It has been a week since The New York Times first reported that Syracuse was leaving the Big East to join the ACC. Since then, fans have taken to Twitter, Facebook, ESPN, blogs and Bleacher Report to discuss and debate the fall out.
What is so interesting is that Syracuse, a founding member of the Big East, has made the right decision.
Syracuse abandoned a sinking ship that was the Big East and joined a conference that looks more like their vision of the original Big East (more than likely because a handful of teams were snagged from the Big East in 2003).
Back in that fateful year, Syracuse was this close to being in the ACC, with Boston College left behind in the Big East.
But now that is all past. Syracuse is a part of the ACC. And fans?
This is a great thing. Joining the ACC may be one of the best moves Syracuse could have made and here are five of the big reasons why.
This may come as a surprise to some, but this ACC move is a huge bonus for recruiting.
The reason this seems surprising is that everyone has this notion that the Orange will lose their NYC recruiting base.
Well, the biggest NYC stars to play for the Orange have been James Southerland and Louie McCroskey. Exactly.
Meanwhile, looking at the current roster, players are from established recruiting bases that Syracuse owns due to lack of competition (the rest of New York state and Pennsylvania).
An area the Orange want to go back to is Baltimore, where they nabbed some guy named Carmelo Anthony once upon a time. Playing Maryland, Duke and North Carolina will increase Syracuse’s presence and with a little help from 'Melo (something he has done before), Syracuse could have a new pipeline for stars.
One of the biggest balks about the Big East move is the idea that Syracuse will lose some of its biggest rivals in Georgetown, Villanova, St. John's and UConn.
What people seem to forget is that Syracuse has established rivalries with these schools as well as Boston College, Miami and Virginia Tech in the old Big East.
The out-of-conference flexibility in basketball can allow for Syracuse to still play these teams once a year, something the Big East had planned anyway.
There is no way Syracuse will not play games in Madison Square Garden and having a rivals series there would draw fans and ratings (you can thank me later, Syracuse).
And by the way… isn’t there a certain Roy Williams who squared off with Jim Boeheim in a national championship? Isn’t there a Coach K who may be the only coach to match Boeheim’s loyalty and success at a single school?
Rivalries will not be lost; they will be created.
For being such a storied program and having a conference ESPN deal, Syracuse never seemed to be on ESPN as much as a Maryland or Virginia Tech throughout the basketball season.
That is because ESPN had/continues to invest heavily in ACC basketball and has enough connections with the ACC to essentially be the ACC Network.
Joining the ACC provides long-term TV stability (their deal with ESPN is currently for $155 million over 12 years) and their revenue sharing plan actually makes sense since all schools play two revenue sports.

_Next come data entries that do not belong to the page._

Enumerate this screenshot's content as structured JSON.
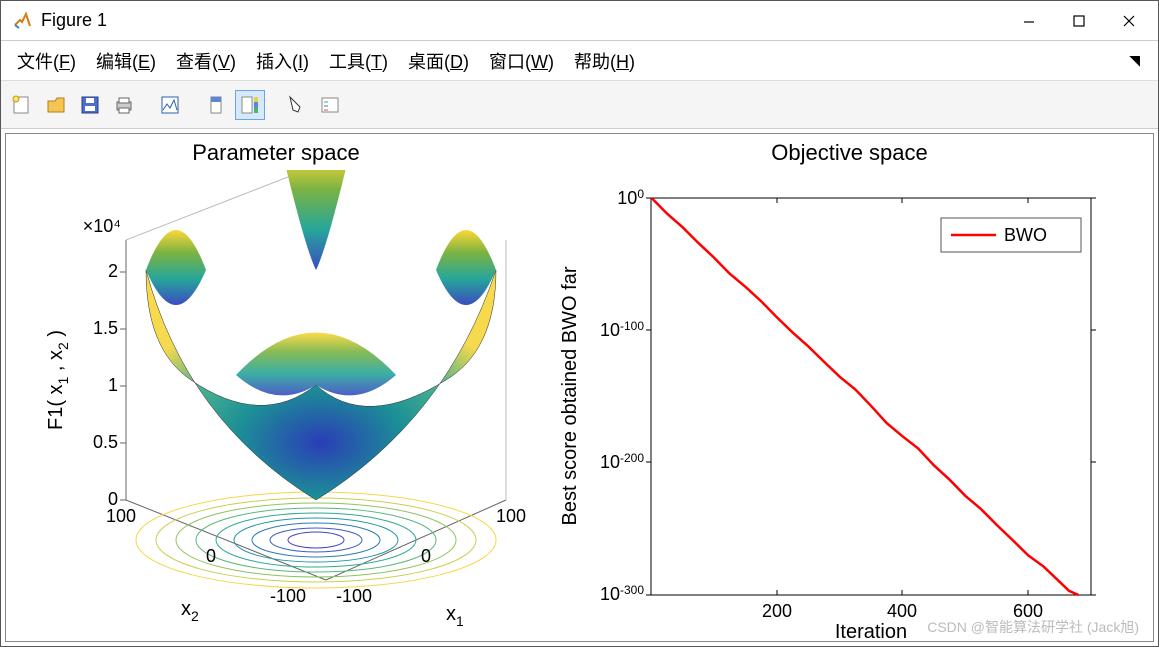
{
  "window": {
    "title": "Figure 1",
    "minimize_tooltip": "Minimize",
    "maximize_tooltip": "Maximize",
    "close_tooltip": "Close"
  },
  "menu": {
    "file": "文件(F)",
    "edit": "编辑(E)",
    "view": "查看(V)",
    "insert": "插入(I)",
    "tools": "工具(T)",
    "desktop": "桌面(D)",
    "window": "窗口(W)",
    "help": "帮助(H)",
    "dock": "⇱"
  },
  "toolbar": {
    "new": "new-figure",
    "open": "open",
    "save": "save",
    "print": "print",
    "link": "link-plot",
    "brush": "brush",
    "insert_colorbar": "insert-colorbar",
    "cursor": "edit-plot",
    "insert_legend": "insert-legend"
  },
  "chart_data": [
    {
      "type": "surface3d",
      "title": "Parameter space",
      "xlabel": "x₁",
      "ylabel": "x₂",
      "zlabel": "F1( x₁ , x₂ )",
      "z_scale_label": "×10⁴",
      "x_ticks": [
        -100,
        0,
        100
      ],
      "y_ticks": [
        -100,
        0,
        100
      ],
      "z_ticks": [
        0,
        0.5,
        1,
        1.5,
        2
      ],
      "xlim": [
        -100,
        100
      ],
      "ylim": [
        -100,
        100
      ],
      "zlim": [
        0,
        2
      ],
      "function_description": "sum of squares / Sphere-like benchmark",
      "has_contour_floor": true
    },
    {
      "type": "line",
      "title": "Objective space",
      "xlabel": "Iteration",
      "ylabel": "Best score obtained BWO far",
      "yscale": "log",
      "xlim": [
        0,
        700
      ],
      "ylim": [
        1e-300,
        1
      ],
      "x_ticks": [
        200,
        400,
        600
      ],
      "y_ticks_exp": [
        0,
        -100,
        -200,
        -300
      ],
      "legend": {
        "position": "northeast"
      },
      "series": [
        {
          "name": "BWO",
          "color": "#ff0000",
          "line_width": 2,
          "data_approx": [
            {
              "iter": 1,
              "log10_best": 0
            },
            {
              "iter": 50,
              "log10_best": -22
            },
            {
              "iter": 100,
              "log10_best": -45
            },
            {
              "iter": 150,
              "log10_best": -67
            },
            {
              "iter": 200,
              "log10_best": -90
            },
            {
              "iter": 250,
              "log10_best": -112
            },
            {
              "iter": 300,
              "log10_best": -135
            },
            {
              "iter": 350,
              "log10_best": -157
            },
            {
              "iter": 400,
              "log10_best": -180
            },
            {
              "iter": 450,
              "log10_best": -202
            },
            {
              "iter": 500,
              "log10_best": -225
            },
            {
              "iter": 550,
              "log10_best": -247
            },
            {
              "iter": 600,
              "log10_best": -270
            },
            {
              "iter": 650,
              "log10_best": -290
            },
            {
              "iter": 680,
              "log10_best": -300
            }
          ]
        }
      ]
    }
  ],
  "watermark": "CSDN @智能算法研学社 (Jack旭)"
}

There is no doubt that ACC is set for the future and will turn its football revenue into basketball profit, something Syracuse has tried to do for years.

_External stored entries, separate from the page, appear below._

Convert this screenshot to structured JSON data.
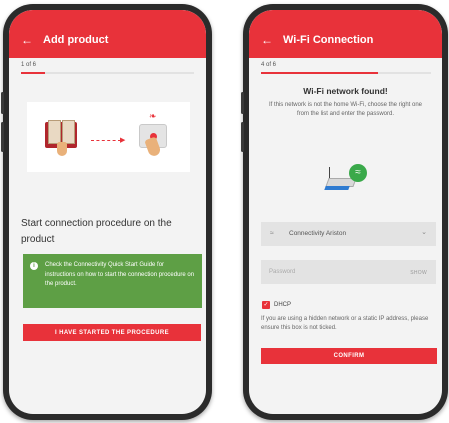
{
  "screen_left": {
    "header": {
      "back_icon": "←",
      "title": "Add product"
    },
    "step_text": "1 of 6",
    "progress_fraction": 0.1667,
    "heading": "Start connection procedure on the product",
    "info": {
      "icon": "i",
      "text": "Check the Connectivity Quick Start Guide for instructions on how to start the connection procedure on the product."
    },
    "button_label": "I HAVE STARTED THE PROCEDURE"
  },
  "screen_right": {
    "header": {
      "back_icon": "←",
      "title": "Wi-Fi Connection"
    },
    "step_text": "4 of 6",
    "progress_fraction": 0.6667,
    "found_title": "Wi-Fi network found!",
    "found_description": "If this network is not the home Wi-Fi, choose the right one from the list and enter the password.",
    "network": {
      "icon": "wifi-icon",
      "selected": "Connectivity Ariston",
      "chevron": "⌄"
    },
    "password": {
      "placeholder": "Password",
      "show_label": "SHOW"
    },
    "dhcp": {
      "label": "DHCP",
      "checked": true,
      "check_glyph": "✓"
    },
    "note": "If you are using a hidden network or a static IP address, please ensure this box is not ticked.",
    "confirm_label": "CONFIRM"
  },
  "colors": {
    "brand_red": "#e8323a",
    "info_green": "#5e9f45",
    "wifi_green": "#3aa94a"
  }
}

As mentioned earlier, there is no way Syracuse will give up games in the Garden.
Already this is a huge plus for the schedule during the ACC era, especially when you remember Syracuse will now be a part of the ACC-Big Ten challenge.
Moving into conference play, the schedule will be much more appealing than a Big East schedule. Looking at the ACC matchups, battling basement dwellers Wake Forest and Georgia Tech just sounds far more appealing than DePaul or Southern Florida.

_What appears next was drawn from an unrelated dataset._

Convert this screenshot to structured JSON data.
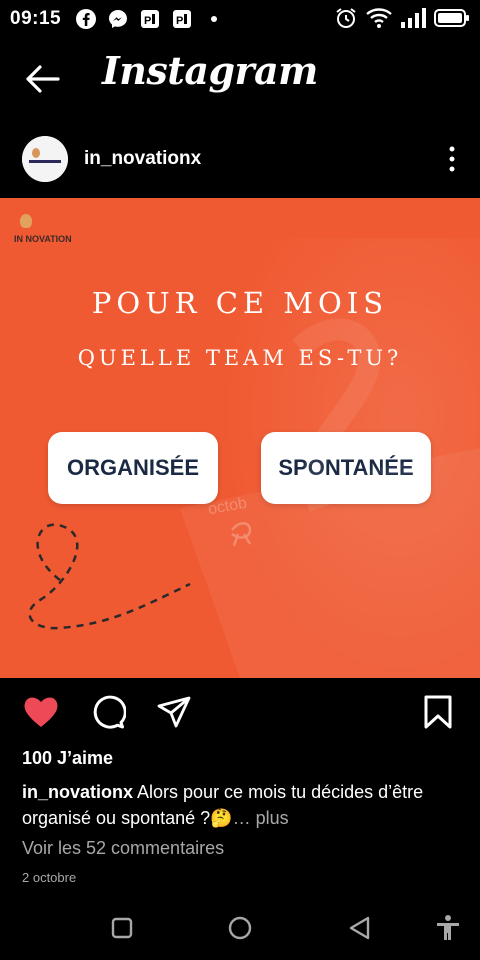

With 13 opponents (it sounds like the Notre Dame—UConn additions aren’t happening) Syracuse may get a normal schedule and play each conference team twice a season.
If not, it is still far more manageable of a matrix than what the Mega-Basketball Big East offered.
Over the last 21 seasons, eight of the national champions have been from the ACC (Duke (4), UNC (3), Maryland (1).
In comparison, the SEC has had five, the Big East has four, the Pac-12 has two and the Big 10 and Big 12 both have one apiece.
For college basketball, this is dominance coming from two schools within one conference, much like how the winner of the SEC has won the BCS.
This year with Duke and UNC returning almost full teams, the ACC has a great shot to add another championship to their trophy case.
Joining this kind of conference helps all of the above: recruiting, rivalries, scheduling and TV. Even better, unlike Colorado to the Pac-12 (sorry all you Buffalo alums), Syracuse is a team with the quality to add to this legacy.
So get ready Orange nation. The ACC (aka the promised land) awaits.